Making your first Neural Network¶

This is a simplified intro, enough to get you to understand optimization and how the learning process is affected, for a deeper explanation, look into Neural Networks from Scratch in Python

This is the simplest form of Neural Network.

Input → Processing → Output

You might notice that this is really similar to a mathematical function X → Y with a formula in the middle.

A Neural Network splits this into three sections:

input layer: where you feed in numbers (your data).
hidden layers: where the math happens (processing).
output layer: where you get predictions/answers.

step 1: input layer¶

let's say you want to predict whether a student passes or fails based on how many hours they studied and how much they slept.

example input:
- hours studied = 5
- hours slept = 7

we put that into a list:

inputs = [5, 7]

step 2: weights and bias¶

a neural network wont just take the input directly, it uses weights and biases to adjust them. Weights are a way to scale the number, a way to see how "important" each input is, and a bias is a single number that is used to shift the inputs

Here we just use random starting values:

weights = [0.1, 0.2]
bias = 0.5

step 3: the dot product¶

we need to get the dot product of the inputs and the weights, shifted by the bias. You've probably seen a 2x2 dot product in linear algebra or basic calc

2x2 dot

In practice, it looks like this:

output = (inputs[0] * weights[0]) + (inputs[1] * weights[1]) + bias
print(output)

step 4: the activation function¶

if we stop here, the network is just doing linear math. to make it handle complex patterns, we apply a non-linear function called an activation function.

There are many non-linear activation functions, but the one we are using here is ReLU, which looks like this:

ReLU(x) = max(0, x)

the ReLU function

In my personal experience the SiLU function works best, often a 5-10% performance jump on relu, it looks like this:

SilU vs ReLU

we can add the relu function to our code like this:

def relu(x):
    return max(0, x)

activated_output = relu(output)
print(activated_output)

step 5: the output layer¶

since we have a pass/fail situation, we have two outputs, represented by 0 and 1, to force our outputs in the 0 to 1 range, we can use a sigmoid function, which looks like this:

we can use it in our code through the math library:

import math

def sigmoid(x):
    return 1 / (1 + math.exp(-x))

final_output = sigmoid(output)
print(final_output)

final_output will be between 0 and 1, like a probability (ex. 0.8 → 80% chance of passing)

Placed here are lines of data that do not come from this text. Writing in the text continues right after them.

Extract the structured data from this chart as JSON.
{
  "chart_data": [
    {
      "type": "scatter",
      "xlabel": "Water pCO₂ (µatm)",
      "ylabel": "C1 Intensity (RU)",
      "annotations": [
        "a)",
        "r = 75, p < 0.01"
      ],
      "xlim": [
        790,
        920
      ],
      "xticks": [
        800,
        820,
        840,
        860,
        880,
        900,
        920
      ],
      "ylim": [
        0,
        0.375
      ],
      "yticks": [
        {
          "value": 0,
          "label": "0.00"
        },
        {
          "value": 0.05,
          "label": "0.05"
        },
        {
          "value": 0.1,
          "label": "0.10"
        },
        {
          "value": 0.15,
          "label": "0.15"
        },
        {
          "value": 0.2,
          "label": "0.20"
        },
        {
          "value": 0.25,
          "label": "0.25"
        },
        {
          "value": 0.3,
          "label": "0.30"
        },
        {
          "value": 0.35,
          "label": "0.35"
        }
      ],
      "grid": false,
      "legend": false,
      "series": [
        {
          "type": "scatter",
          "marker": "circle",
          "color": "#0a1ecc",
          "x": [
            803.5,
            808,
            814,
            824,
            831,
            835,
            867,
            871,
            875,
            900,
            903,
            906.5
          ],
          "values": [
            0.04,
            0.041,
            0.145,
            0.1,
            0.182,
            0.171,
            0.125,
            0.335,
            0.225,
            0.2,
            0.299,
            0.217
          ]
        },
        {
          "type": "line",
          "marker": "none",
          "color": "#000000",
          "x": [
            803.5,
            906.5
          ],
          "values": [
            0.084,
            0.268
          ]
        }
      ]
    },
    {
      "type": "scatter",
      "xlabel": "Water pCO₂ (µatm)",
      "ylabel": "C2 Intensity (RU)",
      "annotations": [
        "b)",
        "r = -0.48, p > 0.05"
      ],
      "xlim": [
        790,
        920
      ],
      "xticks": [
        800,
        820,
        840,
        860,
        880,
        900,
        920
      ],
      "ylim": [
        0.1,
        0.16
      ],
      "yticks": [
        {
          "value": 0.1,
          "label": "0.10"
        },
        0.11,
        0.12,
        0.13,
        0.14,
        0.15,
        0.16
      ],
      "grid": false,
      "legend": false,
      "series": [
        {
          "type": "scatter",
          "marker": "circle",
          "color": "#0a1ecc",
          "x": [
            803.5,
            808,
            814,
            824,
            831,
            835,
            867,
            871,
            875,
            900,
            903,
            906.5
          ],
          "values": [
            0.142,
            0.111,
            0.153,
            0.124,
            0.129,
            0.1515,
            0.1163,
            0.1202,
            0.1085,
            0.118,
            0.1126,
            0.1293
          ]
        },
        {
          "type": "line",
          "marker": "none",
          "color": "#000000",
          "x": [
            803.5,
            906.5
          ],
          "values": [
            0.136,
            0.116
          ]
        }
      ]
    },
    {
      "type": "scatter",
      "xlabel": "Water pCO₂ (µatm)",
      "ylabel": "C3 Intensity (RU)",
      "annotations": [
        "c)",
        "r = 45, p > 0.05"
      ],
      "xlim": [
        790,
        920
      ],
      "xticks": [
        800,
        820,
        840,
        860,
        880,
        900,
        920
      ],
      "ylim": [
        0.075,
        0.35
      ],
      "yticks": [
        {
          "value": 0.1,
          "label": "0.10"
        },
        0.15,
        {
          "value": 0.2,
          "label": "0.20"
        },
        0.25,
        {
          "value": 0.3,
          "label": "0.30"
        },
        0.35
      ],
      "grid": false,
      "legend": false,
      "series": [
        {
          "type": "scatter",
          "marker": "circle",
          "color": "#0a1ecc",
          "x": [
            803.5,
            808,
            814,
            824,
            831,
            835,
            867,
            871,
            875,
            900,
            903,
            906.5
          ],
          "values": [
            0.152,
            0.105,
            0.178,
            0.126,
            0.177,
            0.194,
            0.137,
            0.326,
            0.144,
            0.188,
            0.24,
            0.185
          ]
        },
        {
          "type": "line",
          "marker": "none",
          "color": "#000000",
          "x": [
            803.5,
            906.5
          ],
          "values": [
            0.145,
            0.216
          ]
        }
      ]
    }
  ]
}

putting it all together for now with a couple variable name changes to represent the diagram, gives us the structure of the neural network

import math

# inputs
inputs = [5, 7]

# weights and bias (randomly chosen for now)
weights = [0.1, 0.2]
bias = 0.5

# step 1: linear combination
output = (inputs[0] * weights[0]) + (inputs[1] * weights[1]) + bias

# step 2: activation
def relu(x):
    return max(0, x)

hidden = relu(output)

# step 3: output activation (sigmoid)
def sigmoid(x):
    return 1 / (1 + math.exp(-x))

final_output = sigmoid(hidden)
print("prediction:", final_output)

step 6: actually training the neural net¶

rn the weights/bias are random, so predictions are useless. training = adjusting them until outputs match the right answers.

process:

give the network data (inputs), compare output with the correct answer (error), adjust weights/bias a little to reduce error, repeat this thousands of times.

this is called gradient descent + backpropagation.

we wont be diving into the calculus here, as its a more advanced topic, but you can find a detailed breakdown here

The loss plot usually looks like this as the NN tries to reach a loss of zero:

loss plot

how does the NN know how to move in the right direction to reduce loss?

when the NN makes a prediction, theres a certain amount of error between it and the true known answer, we get the mean squared error using code like this:

MSE = (truth-pred)**2

This forms a chart that looks like this:

mse

the closer you are to the true answer, the lower on the graph you'll be.

this learning process moves the neural networks weights in a direction, positive/negative, and that amount is scaled by the learning_rate or lr, which is a number, usually between 1e-3 and 1e-5, that makes sure we dont update to much too fast

When you move too slow, you'll end up taking too long, wasting expensive GPU time when working with larger models:

low lr

On the other hand, move too fast, and you worsen the model:

low lr

wrapping up¶

we are using pytorch, a standard NN library, for the final code, simply because the backpropagation involved in training is complicated and time consuming, and torch will handle that for us here

the final code looks like this:

import torch
import torch.nn as nn

# dataset (hours studied, hours slept) → pass/fail
X = torch.tensor([[5.0, 7.0], [1.0, 2.0], [10.0, 6.0]])
y = torch.tensor([[1.0], [0.0], [1.0]])

# model
model = nn.Sequential(
    nn.Linear(2, 1),   # 2 inputs → 1 output
    nn.Sigmoid()       # squash into 0–1
)

# loss + optimizer
loss_fn = nn.MSELoss()
optimizer = torch.optim.SGD(model.parameters(), lr=0.1) # higher here because we are a simple, tiny neural network 

# training loop
for epoch in range(100):
    y_pred = model(X)
    loss = loss_fn(y_pred, y)
    optimizer.zero_grad()
    loss.backward()
    optimizer.step()

print("prediction for [5,7]:", model(torch.tensor([5.0,7.0])))